Eine «Disruption», also eine Art Verdrängungswettbewerb, habe es schon vor dieser Pandemie gegeben, sagte dazu der Geschäftsführer der ZDF-Tochter ZDF Enterprises, Fred Burcksen. «Corona hat sie nur umso sichtbarer gemacht.» Der Wettbewerb der Sender und Portale wachse.

Netflix zum Beispiel hat vor kurzem angekündigt, in den nächsten drei Jahren allein für deutschsprachige Inhalte 500 Millionen Euro in die Hand zu nehmen. Derweil kündigte das ZDF als «größter Einzelauftraggeber der deutschen Produktionswirtschaft» an, nächstes Jahr 650 Millionen Euro zu investieren.

Schon mehren sich die Stimmen, die einen «Overkill» befürchten: denn wer soll sich das alles noch anschauen? «Die Sichtbarkeit von Inhalten geht immer mehr verloren», warnte Produzent René Jamm von Warner Bros. ITP Deutschland. Das deutsche Fernsehen habe sowieso im weltweiten Vergleich «ein enormes Content-Angebot», das sich nun noch mehr erhöhe, da auch die klassischen Sender eigene Mediatheken aufgebaut und mit zusätzlichen Inhalten gefüllt hätten.
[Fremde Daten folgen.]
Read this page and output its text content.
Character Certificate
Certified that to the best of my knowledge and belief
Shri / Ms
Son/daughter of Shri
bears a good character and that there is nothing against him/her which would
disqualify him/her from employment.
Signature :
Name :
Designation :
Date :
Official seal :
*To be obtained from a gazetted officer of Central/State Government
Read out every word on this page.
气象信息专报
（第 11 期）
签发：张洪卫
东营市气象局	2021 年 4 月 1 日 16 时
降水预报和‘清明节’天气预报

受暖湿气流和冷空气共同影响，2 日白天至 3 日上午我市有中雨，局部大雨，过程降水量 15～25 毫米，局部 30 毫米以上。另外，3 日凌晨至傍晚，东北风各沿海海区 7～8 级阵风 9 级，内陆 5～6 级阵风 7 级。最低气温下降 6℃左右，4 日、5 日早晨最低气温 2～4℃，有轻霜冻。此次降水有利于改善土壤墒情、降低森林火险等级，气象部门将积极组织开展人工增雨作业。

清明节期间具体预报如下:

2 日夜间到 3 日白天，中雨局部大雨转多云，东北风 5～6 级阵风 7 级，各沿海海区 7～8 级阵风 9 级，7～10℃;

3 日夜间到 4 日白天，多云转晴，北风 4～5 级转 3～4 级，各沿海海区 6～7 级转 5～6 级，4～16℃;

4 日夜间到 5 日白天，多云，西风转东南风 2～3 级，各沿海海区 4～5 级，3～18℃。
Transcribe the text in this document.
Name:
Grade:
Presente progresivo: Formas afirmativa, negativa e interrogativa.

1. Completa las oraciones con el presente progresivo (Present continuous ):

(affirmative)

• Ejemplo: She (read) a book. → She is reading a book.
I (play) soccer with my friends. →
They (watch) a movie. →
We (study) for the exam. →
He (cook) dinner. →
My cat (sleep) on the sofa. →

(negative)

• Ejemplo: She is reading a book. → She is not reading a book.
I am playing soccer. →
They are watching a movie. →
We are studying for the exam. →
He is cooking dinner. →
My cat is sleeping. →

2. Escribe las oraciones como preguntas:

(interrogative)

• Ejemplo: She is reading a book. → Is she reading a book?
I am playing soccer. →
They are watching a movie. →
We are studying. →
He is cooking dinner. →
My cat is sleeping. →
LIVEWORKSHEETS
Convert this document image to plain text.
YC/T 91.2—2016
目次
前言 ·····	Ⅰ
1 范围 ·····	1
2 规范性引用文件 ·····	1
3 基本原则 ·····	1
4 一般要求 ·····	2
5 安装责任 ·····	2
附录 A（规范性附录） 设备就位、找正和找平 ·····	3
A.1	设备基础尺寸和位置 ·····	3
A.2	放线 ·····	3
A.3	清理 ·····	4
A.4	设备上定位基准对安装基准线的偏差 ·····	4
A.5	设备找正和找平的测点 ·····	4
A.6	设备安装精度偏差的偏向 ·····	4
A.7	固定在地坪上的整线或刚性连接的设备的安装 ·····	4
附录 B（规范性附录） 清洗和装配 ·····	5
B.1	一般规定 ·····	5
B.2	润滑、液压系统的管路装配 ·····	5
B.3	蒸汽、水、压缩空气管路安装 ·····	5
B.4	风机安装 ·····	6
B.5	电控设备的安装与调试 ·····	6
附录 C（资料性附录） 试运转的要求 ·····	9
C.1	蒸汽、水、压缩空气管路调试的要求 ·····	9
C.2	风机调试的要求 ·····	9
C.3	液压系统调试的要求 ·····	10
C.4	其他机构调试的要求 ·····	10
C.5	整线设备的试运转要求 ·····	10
Immer mehr Kreative, die bei dem erhöhten Arbeitsaufkommen in der Branche schon jetzt knapp sind, überlegen sich, ob sie noch für Streamingportale aktiv sein wollen: Sie befürchten zuweilen, mit ihrer Arbeit, in die sie ihr Herzblut gelegt haben, in einem Massenangebot unterzugehen. Damit genau das nicht passiert, müssten es schon «echte Programm-Highlights» sein, die in den Mediatheken Premiere feierten, gab RTL-Fiction-Chef Hauke Bartel zu bedenken.

Bleibt die Frage nach der Finanzierung dieser Leuchtturm-Projekte. «Der Markt ist überhitzt», ist sich Jan Mojto, der Geschäftsführer des Programmvertriebs Beta Film, sicher. Lange könne es mit den exorbitanten Ausgaben und dem extremen Ausstoß an audiovisueller Ware nicht mehr so weiter gehen. «Größere werden Kleinere aufkaufen», vermutet Mojto. Burcksen prognostiziert derweil, dass der Streaming-Markt letztlich nur Platz für vier große Player biete.

Die Mipcom, die an diesem Donnerstag endet, zeigt, was schon bald in Millionen Wohnzimmern über die Bildschirme flimmert. Normalerweise kommen an der Croisette mehr als 10.000 Verantwortliche von Sendern, Produktionsfirmen, Programmvertrieben, Internetplattformen und Medienkonzernen aus aller Welt zusammen. Nach zwei Jahren Zwangspause wegen Corona hatte sich die Besucherzahl in diesem Jahr halbiert.